Physiologic Response of Acute Anemia

Baroreceptor reflexes mediate the initial response to acute blood loss. Heart rate and minute ventilation initially increase after hemorrhage in the absence of volume replacement. Hyperventilation and tachycardia serve to increase cardiac output, which, in turn, increases blood flow to tissues

Concurrent with the baroreceptor mediated response to acute blood loss is the near-immediate release of catecholamines, angiotensin II, and vasoactive hormones. These biochemical mediators increase systemic vascular resistance and thereby increase systemic blood pressure. The increase in systemic vascular resistance is selective in that blood flow is increased to a lesser extent to gut, skin, muscle and renal tissue than to the heart and brain, so these organs receive preferential blood flow. The increase in catecholamines will also confer a positive inotropic (increase the force of myocardial contractility) and chronotropic (increase heart rate) effects on the heart that will further augment cardiac output.

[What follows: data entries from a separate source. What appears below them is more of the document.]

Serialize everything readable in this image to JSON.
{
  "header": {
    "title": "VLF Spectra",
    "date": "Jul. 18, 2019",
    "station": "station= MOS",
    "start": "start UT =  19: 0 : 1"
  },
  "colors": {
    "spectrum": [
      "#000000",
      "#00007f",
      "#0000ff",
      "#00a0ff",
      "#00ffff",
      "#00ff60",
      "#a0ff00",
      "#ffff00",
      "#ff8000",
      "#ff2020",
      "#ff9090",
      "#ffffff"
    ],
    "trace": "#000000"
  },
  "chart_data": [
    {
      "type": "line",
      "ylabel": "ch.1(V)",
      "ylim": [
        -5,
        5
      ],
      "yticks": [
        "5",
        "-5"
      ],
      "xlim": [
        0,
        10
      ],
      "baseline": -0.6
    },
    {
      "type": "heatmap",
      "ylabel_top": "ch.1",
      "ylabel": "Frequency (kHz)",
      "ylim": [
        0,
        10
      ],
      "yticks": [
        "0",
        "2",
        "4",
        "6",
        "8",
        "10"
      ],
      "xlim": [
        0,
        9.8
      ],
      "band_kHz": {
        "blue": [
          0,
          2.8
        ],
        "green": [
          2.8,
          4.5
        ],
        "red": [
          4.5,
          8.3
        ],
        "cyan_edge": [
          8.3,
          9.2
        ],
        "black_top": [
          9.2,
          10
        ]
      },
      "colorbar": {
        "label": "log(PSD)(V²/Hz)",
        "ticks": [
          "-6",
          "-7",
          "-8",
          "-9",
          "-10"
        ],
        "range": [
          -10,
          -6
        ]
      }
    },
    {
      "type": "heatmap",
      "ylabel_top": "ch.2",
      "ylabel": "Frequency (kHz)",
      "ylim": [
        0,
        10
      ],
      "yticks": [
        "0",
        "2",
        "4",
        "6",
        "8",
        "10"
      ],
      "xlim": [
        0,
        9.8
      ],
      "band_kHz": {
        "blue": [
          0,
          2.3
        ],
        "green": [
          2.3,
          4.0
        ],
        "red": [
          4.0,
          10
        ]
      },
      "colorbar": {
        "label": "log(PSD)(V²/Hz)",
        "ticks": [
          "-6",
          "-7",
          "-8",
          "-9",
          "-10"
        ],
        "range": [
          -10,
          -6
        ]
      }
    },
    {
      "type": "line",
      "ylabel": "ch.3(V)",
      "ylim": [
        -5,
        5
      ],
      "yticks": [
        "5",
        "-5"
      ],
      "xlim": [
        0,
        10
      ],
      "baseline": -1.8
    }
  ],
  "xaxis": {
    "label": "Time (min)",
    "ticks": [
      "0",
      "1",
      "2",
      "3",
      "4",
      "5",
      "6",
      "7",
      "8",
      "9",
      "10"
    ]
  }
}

Decreased intravascular volume stimulates the renin-angiotensin- aldosterone axis, which contributes to increasing cardiac output and improving tissue oxygen delivery by water retention. Water retention augments cardiac preload. Acute hemorrhage is associated with redistribution of water from the extravascular space into the intravascular space, accompanied by decreased Hgb concentration. As intravascular volume is replenished, Hgb concentration and Hct level decline, producing decreased blood viscosity. The resulting lower blood viscosity serves to reduce resistance to blood flow and increase venous return to the right heart; these changes help maintain or increase cardiac output. Reduced resistance to blood flow reduces myocardial work and oxygen consumption despite the overall increase in cardiac output.

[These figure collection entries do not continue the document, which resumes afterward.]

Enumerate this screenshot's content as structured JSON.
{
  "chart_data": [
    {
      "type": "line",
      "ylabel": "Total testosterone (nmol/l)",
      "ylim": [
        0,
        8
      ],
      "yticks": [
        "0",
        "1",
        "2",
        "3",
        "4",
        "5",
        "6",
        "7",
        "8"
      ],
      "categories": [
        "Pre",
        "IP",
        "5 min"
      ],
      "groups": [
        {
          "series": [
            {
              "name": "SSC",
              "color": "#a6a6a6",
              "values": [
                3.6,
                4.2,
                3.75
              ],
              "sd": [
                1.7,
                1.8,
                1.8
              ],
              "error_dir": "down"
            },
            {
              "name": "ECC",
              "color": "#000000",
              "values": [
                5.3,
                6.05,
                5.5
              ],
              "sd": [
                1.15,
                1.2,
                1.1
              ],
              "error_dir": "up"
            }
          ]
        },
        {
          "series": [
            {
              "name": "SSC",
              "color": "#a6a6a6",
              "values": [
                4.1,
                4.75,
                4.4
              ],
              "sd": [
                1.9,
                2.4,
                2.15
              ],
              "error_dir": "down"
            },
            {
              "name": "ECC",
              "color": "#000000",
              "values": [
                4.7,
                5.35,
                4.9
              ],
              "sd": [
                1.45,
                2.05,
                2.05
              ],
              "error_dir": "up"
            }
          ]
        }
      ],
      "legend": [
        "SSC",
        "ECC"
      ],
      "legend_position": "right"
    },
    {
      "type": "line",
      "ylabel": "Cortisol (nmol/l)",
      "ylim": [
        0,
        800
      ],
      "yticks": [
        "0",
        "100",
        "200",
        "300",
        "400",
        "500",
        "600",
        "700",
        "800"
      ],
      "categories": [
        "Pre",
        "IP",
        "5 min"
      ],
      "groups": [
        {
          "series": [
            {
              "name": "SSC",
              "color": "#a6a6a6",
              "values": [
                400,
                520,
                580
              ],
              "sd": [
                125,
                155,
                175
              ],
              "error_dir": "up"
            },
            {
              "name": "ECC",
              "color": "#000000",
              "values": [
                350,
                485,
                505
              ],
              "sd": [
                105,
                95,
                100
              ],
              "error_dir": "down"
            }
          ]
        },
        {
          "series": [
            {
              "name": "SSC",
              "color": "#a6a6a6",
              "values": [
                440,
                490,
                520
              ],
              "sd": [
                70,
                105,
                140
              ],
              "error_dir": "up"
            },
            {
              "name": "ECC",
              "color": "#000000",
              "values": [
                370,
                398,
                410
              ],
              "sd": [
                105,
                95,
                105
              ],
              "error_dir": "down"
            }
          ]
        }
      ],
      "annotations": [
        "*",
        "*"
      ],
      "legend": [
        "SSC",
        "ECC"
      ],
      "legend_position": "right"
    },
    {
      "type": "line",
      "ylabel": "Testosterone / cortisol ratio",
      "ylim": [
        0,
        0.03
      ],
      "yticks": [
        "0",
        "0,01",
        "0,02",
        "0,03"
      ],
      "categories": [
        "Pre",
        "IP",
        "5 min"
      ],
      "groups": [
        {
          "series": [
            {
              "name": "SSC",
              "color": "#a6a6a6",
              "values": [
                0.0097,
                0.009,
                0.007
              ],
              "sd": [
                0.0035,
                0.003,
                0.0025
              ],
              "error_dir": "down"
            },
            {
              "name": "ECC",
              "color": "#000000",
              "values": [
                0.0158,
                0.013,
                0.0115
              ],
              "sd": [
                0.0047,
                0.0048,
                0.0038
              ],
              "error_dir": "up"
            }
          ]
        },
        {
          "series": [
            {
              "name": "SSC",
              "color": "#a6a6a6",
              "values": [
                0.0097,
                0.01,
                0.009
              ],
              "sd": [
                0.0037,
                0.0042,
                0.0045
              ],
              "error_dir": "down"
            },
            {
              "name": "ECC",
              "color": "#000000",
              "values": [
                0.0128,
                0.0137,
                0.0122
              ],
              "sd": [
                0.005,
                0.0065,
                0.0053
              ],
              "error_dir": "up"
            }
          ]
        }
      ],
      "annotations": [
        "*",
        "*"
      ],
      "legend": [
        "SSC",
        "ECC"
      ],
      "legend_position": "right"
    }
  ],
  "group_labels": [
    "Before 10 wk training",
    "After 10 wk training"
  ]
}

Increased erythropoietin concentration and an increase in the circulating reticulocyte count can be detected in as little as 2 days after a hemorrhagic event. The Hgb concentration will start to increase within 7 days after a major hemorrhage. This continuum of physiologic responses occurs in the healthy surgical patient. An individual patient's ability to mount these physiologic responses largely depends on the patient's ability to increase cardiac output and augment tissue oxygen delivery.

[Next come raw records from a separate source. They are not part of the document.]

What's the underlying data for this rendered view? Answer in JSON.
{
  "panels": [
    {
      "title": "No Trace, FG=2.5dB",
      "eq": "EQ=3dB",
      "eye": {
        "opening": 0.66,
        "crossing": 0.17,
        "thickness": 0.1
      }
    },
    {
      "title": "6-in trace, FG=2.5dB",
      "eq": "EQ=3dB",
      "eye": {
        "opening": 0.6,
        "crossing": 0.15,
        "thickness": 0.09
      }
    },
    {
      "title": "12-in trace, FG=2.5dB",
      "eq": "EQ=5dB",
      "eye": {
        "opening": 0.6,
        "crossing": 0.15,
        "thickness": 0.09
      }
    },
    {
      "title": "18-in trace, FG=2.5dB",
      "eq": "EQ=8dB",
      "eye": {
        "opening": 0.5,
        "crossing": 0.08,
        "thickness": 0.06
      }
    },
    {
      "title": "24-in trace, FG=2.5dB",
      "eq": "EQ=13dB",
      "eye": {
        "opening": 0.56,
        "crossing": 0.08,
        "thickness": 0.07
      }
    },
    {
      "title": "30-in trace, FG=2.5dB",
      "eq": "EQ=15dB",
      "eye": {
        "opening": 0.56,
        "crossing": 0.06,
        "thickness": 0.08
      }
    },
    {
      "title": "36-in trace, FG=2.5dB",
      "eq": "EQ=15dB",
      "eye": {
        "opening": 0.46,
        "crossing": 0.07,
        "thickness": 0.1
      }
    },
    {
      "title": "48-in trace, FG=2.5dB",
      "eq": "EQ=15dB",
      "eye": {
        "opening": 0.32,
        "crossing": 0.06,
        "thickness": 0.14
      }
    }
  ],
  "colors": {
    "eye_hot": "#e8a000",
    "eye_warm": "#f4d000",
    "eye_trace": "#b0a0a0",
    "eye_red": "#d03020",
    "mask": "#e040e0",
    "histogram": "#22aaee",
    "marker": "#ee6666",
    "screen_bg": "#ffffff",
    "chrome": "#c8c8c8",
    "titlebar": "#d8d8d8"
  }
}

Physiologic Response of Chronic Anemia

Chronic anemia is associated with expansion of plasma volume, hyperventilation, and an increased cardiac output. In determining whether to transfuse a chronically anemic patient the clinician should inquire about signs and symptoms of anemia (e.g., fatigue, decreased exercise capacity, and increased frequency of angina in patients with ischemic cardiac disease.

Simultaneously restoring normovolemia and maintaining oxygen delivery are principal goals of treating surgical blood loss. A patient's requirement for RBC transfusion should only be considered after intravascular volume status has been restored to normal. The ability to tolerate a lower Hgb concentration in the perioperative period is integrally dependent on an adequate intravascular volume.

Anesthesia and Physiologic Compensation

The compensatory physiologic response to acute, unreplaced volume loss is reduced under general anesthesia, emphasizing the importance of maintaining intravascular volume. The extent of the sympathetic stimulatory response to acute anemia is impaired during general anesthesia in that the heart rate does not increase to the same degree as in unanesthetized patients and the systemic vascular resistance is lower. The inability to appropriately increase heart rate and augment cardiac output during general anesthesia, or because of medications, must also be considered when determining an individual patient's transfusion threshold.

Anesthetized patients with marked impairment of their compensatory responses to anemia should be treated with transfusion.